The Welfare Rights Centre is receiving an increasing number of calls from Muslim women, especially in Sydney, who say Centrelink has accused them of concealing a partner in order to receive social security.
Many of these women have "shown great courage and resilience to separate from their partners, often in the face of family and community disapproval and isolation," the centre told The Australian.
The centre said many Centrelink decisions about whether someone is a "member of a couple" are backdated to create "super-sized" debts, some ranging from $100,000 to $200,000.
Minister for Human Services Kim Carr said he had asked his department to have further discussions with Centrelink staff on cultural issues after the issue was raised by the departmental multicultural advisory group and in light of decisions by the Social Security Appeals Tribunal.
"I have high regard for the work of commonwealth officers who have a challenging job applying the law to often very complex personal situations including relationship status," Senator Carr said. "Staff are trained to take cultural circumstances into account when reviewing payments.
"However, where people feel an incorrect decision has been made, they have a right to appeal.
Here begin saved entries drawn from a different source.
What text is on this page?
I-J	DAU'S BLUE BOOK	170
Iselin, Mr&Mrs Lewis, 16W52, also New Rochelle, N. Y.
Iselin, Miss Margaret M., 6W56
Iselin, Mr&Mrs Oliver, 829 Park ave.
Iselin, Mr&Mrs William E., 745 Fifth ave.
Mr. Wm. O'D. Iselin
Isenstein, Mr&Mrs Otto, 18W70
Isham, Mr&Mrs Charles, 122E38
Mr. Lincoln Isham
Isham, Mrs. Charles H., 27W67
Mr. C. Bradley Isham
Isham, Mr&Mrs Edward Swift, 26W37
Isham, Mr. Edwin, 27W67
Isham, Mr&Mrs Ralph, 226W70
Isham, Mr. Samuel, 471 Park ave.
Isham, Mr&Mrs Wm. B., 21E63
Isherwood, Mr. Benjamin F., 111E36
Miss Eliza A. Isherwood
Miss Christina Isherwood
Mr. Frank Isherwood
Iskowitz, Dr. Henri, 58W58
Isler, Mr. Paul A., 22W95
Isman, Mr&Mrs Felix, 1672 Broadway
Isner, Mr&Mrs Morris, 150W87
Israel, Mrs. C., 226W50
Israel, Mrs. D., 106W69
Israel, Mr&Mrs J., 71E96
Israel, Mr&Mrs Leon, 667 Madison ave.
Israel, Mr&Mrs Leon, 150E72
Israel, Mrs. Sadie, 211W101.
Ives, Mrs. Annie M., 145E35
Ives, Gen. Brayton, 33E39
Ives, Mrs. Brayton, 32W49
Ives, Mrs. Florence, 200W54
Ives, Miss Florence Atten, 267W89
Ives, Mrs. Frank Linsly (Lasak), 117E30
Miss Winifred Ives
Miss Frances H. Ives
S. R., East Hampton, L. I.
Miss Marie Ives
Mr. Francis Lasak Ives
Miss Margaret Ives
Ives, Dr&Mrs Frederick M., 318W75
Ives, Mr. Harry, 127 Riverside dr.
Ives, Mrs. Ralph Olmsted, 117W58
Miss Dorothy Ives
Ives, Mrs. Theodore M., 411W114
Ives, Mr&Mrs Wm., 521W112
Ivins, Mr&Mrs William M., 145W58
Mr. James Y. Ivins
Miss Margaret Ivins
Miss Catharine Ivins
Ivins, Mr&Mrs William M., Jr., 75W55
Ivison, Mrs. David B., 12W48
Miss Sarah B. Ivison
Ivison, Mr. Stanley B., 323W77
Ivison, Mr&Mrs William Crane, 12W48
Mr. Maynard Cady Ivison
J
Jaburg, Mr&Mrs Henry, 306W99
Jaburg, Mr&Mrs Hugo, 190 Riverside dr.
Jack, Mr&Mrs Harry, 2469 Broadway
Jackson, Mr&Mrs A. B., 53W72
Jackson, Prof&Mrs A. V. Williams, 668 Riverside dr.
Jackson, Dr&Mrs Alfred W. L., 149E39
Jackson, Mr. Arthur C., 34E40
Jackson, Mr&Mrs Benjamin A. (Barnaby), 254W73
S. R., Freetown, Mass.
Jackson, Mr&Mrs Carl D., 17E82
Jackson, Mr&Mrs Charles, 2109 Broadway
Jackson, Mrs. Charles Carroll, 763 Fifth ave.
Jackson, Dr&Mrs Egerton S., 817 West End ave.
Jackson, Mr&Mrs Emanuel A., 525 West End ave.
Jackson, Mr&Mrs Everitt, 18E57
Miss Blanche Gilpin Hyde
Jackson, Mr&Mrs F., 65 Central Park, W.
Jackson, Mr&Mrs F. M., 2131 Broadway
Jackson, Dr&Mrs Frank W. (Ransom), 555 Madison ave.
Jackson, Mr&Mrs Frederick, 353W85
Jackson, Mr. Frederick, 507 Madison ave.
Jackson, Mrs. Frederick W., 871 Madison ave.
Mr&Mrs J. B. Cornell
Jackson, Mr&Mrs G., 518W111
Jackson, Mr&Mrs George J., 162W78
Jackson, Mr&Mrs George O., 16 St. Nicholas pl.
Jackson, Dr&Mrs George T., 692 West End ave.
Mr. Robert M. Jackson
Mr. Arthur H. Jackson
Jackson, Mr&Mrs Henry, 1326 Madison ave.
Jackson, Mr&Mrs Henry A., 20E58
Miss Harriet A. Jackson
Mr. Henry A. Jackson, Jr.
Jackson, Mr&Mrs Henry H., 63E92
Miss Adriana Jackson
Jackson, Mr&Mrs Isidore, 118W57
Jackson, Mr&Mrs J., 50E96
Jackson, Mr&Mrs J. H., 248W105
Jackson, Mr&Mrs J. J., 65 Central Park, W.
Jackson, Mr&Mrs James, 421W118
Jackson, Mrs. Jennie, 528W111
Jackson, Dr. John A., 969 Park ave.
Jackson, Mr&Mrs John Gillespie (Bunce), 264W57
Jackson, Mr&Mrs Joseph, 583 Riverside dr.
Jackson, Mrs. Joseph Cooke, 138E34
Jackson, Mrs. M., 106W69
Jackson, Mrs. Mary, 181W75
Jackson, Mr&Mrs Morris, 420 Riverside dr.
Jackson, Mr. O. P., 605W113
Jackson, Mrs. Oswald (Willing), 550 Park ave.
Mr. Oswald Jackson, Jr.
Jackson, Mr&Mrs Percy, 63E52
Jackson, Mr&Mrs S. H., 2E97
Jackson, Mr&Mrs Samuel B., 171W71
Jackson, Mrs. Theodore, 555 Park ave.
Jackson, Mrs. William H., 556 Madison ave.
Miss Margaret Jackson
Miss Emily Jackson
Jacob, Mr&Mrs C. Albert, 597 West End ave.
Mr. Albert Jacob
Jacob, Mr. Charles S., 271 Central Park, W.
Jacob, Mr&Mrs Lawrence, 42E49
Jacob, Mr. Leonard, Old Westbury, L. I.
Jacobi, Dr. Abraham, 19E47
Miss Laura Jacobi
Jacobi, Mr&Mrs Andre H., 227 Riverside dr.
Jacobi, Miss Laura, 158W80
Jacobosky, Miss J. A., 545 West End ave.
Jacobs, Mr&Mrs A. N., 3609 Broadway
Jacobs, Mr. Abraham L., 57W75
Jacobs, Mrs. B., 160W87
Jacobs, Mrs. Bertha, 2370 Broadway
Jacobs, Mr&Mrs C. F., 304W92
We want to ensure people are aware of and use all avenues of appeal."
National Welfare Rights Network president Maree O'Halloran said the Sydney centre group had successfully represented several such women.
"In some of these cases, our clients have experienced violence, but have felt unable to report this," she said.
"In other cases, powerful community prejudices against single mothers have led them to present as a couple or to feel unable to take the final steps of separation (such as a formal divorce) and this has later led Centrelink to make an incorrect judgment that they are concealing a relationship."
Centrelink admits that one of the most challenging areas to administer is "member-of-couple" relationships.
Over the past two years, Centrelink's compliance investigations have been shifting to a more intelligence-led model, where potential fraud cases are identified.
Welfare Rights is particularly concerned about the number of tip-offs on alleged member-of-couple breaches later found to be unfounded, without substance and possibly malicious in intent.
One in 10 tip-offs to the Centrelink fraud line are related to member-of-a-couple allegations.
Only 1840 of the 108,010 tip-offs in all cases were investigated and considered for prosecution. Figures for the second half of last year show 95.9 per cent of calls did not result in any change to payments and just 0.6 per cent of calls led to a payment being cancelled.
Senator Carr said the tip-off line was one part of much broader measures to help people keep payments accurate. It cost $2.4 million to administer and resulted in changes to payments of more than $64m.
Close to $1m over 18 months was spent on surveillance to check on 637 clients, but in almost a third of all cases no further action was warranted.